It may look pretty, but this “orchid” actually has a trick under its, well, leaves—it’s actually a praying mantis trying to get a meal. 

Until recently, scientists weren’t sure if this flower mimic was accurate enough to deceive bugs. Now, a new study says it is—and it’s the first scientific evidence of an animal imitating a flower to attract prey.

orchid mantis picture
A female orchid mantis makes like a flower. Photograph courtesy Dr. James O’Hanlon, Macquarie University

The orchid mantis’ story goes back to 1879, when Australian journalist James Hingsley came back from Indonesia with tales of a carnivorous orchid that enveloped butterflies in its petals and consumed them alive. Hingsley hadn’t actually discovered an insect-eating flower.  He, like those butterflies, was fooled by the orchid mantis (Hymenopus coronatus). (Watch a praying mantis video.)

For their recent study, scientists James O’Hanlon and Marie Herberstein of Macquarie University in Australia and Gregory Holwell of the University of Auckland in New Zealand went to Malaysia to find out if the orchid mantis’ blossom impression really lured pollinators to their deaths. Herberstein received funding from the National Geographic Society’s Committee for Research and Exploration.

The first challenge for the team was finding orchid mantises in the dense forests of Malaysia. The researchers relied on the knowledge of native Malaysians known as the Orang Asli, who live a traditional lifestyle amidst the forest and knew where the orchid mantises live.

“They likely have an enormous wealth of knowledge about the natural history of the plants and animals of Malaysian rain forests that we scientists have yet to fully appreciate,” said O’Hanlon, whose research will be published in January in American Naturalist.

Once they had obtained a few orchid mantises, the researchers combed the forest for the flower it mimics. But “we really couldn’t find any flower that looks just like the orchid mantis,” he said. (Also see Glowing Cockroach Mimics Toxic Beetle.”)

Instead, orchid mantises may resemble an average or generalized flower, incorporating several characteristics typical of Malaysian blooms.

Flower Power

The scientists performed two experiments: First, they compared the color of mantises and various native flowers using an instrument called a spectrophotometer, which can measure wavelengths of light that an insect sees, which is outside of the range detectable by human vision.

orchid mantis picture
An orchid mantis is camouflaged on a flower, in Borneo, Malaysia. Photograph by Thomas Marent, Minden Pictures/Corbis

The team found that from the perspective of a pollinating insect, the color of orchid mantises is indistinguishable from a large number of Malaysian flower species.

Next, the research team observed live orchid mantises in the field, counting the number of insects that were attracted to the mantis “flower.” They compared this to the number of insects that inspected an actual flower in the same amount of time.

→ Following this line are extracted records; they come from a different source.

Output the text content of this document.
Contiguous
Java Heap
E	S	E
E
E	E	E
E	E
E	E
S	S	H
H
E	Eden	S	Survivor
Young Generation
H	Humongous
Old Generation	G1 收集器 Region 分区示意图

Their hypothesis was right: They were surprised to find the mantises actually attracted more insects than the real flowers.

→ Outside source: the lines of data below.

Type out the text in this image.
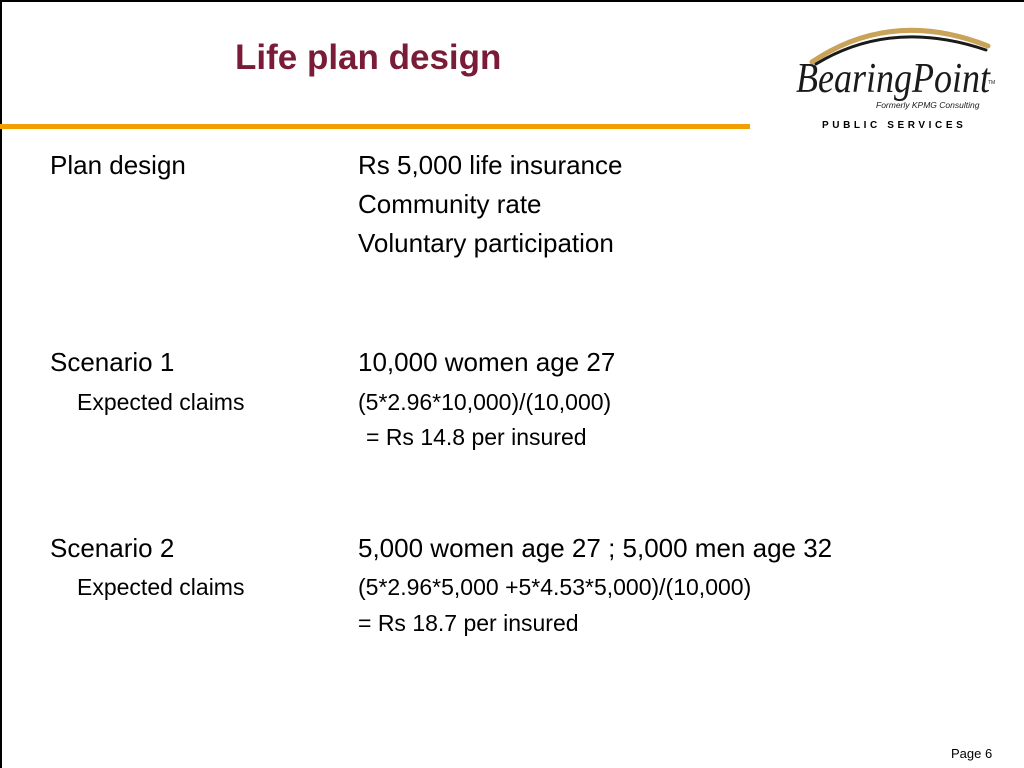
Life plan design	BearingPoint
TM
Formerly KPMG Consulting
PUBLIC SERVICES
Plan design	Rs 5,000 life insurance
Community rate
Voluntary participation
Scenario 1	10,000 women age 27
Expected claims	(5*2.96*10,000)/(10,000)
= Rs 14.8 per insured
Scenario 2	5,000 women age 27 ; 5,000 men age 32
Expected claims	(5*2.96*5,000 +5*4.53*5,000)/(10,000)
= Rs 18.7 per insured
Page 6
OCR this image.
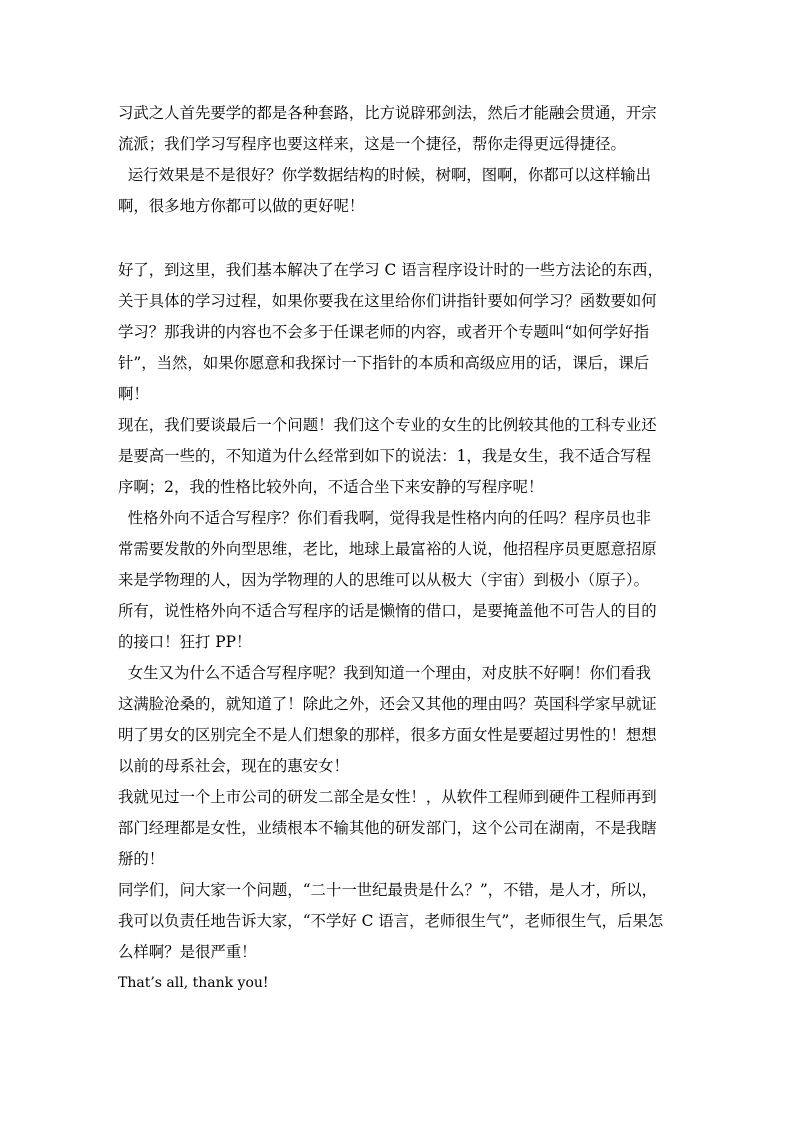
习武之人首先要学的都是各种套路，比方说辟邪剑法，然后才能融会贯通，开宗
流派；我们学习写程序也要这样来，这是一个捷径，帮你走得更远得捷径。
运行效果是不是很好？你学数据结构的时候，树啊，图啊，你都可以这样输出
啊，很多地方你都可以做的更好呢！
好了，到这里，我们基本解决了在学习 C 语言程序设计时的一些方法论的东西，
关于具体的学习过程，如果你要我在这里给你们讲指针要如何学习？函数要如何
学习？那我讲的内容也不会多于任课老师的内容，或者开个专题叫“如何学好指
针”，当然，如果你愿意和我探讨一下指针的本质和高级应用的话，课后，课后
啊！
现在，我们要谈最后一个问题！我们这个专业的女生的比例较其他的工科专业还
是要高一些的，不知道为什么经常到如下的说法：1，我是女生，我不适合写程
序啊；2，我的性格比较外向，不适合坐下来安静的写程序呢！
性格外向不适合写程序？你们看我啊，觉得我是性格内向的任吗？程序员也非
常需要发散的外向型思维，老比，地球上最富裕的人说，他招程序员更愿意招原
来是学物理的人，因为学物理的人的思维可以从极大（宇宙）到极小（原子）。
所有，说性格外向不适合写程序的话是懒惰的借口，是要掩盖他不可告人的目的
的接口！狂打 PP！
女生又为什么不适合写程序呢？我到知道一个理由，对皮肤不好啊！你们看我
这满脸沧桑的，就知道了！除此之外，还会又其他的理由吗？英国科学家早就证
明了男女的区别完全不是人们想象的那样，很多方面女性是要超过男性的！想想
以前的母系社会，现在的惠安女！
我就见过一个上市公司的研发二部全是女性！，从软件工程师到硬件工程师再到
部门经理都是女性，业绩根本不输其他的研发部门，这个公司在湖南，不是我瞎
掰的！
同学们，问大家一个问题，“二十一世纪最贵是什么？”，不错，是人才，所以，
我可以负责任地告诉大家，“不学好 C 语言，老师很生气”，老师很生气，后果怎
么样啊？是很严重！
That’s all, thank you!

There are other animals that use their camouflage to hide among flowers and then ambush prey, but the predatory strategy of the orchid mantis is different. (Watch a video of a female praying mantis biting off the male’s head.)

“The orchid mantises we observed were not hiding amongst flowers, but were sitting on their own against a backdrop of green vegetation,” O’Hanlon said.

“Thus, it was the body of the mantis itself that was attracting the pollinators, and not any flowers in its vicinity.”

Still-Mysterious Mantis

O’Hanlon has more questions about the orchid mantis.

“This was the first-ever study of the orchid mantis, so we’re really only seeing the tip of the iceberg here,” he said.

For instance, O’Hanlon plans to look at the interaction between pollinators and mantises, as well as explore the possibility that the orchid mantis’ mimicry conceals it from predators.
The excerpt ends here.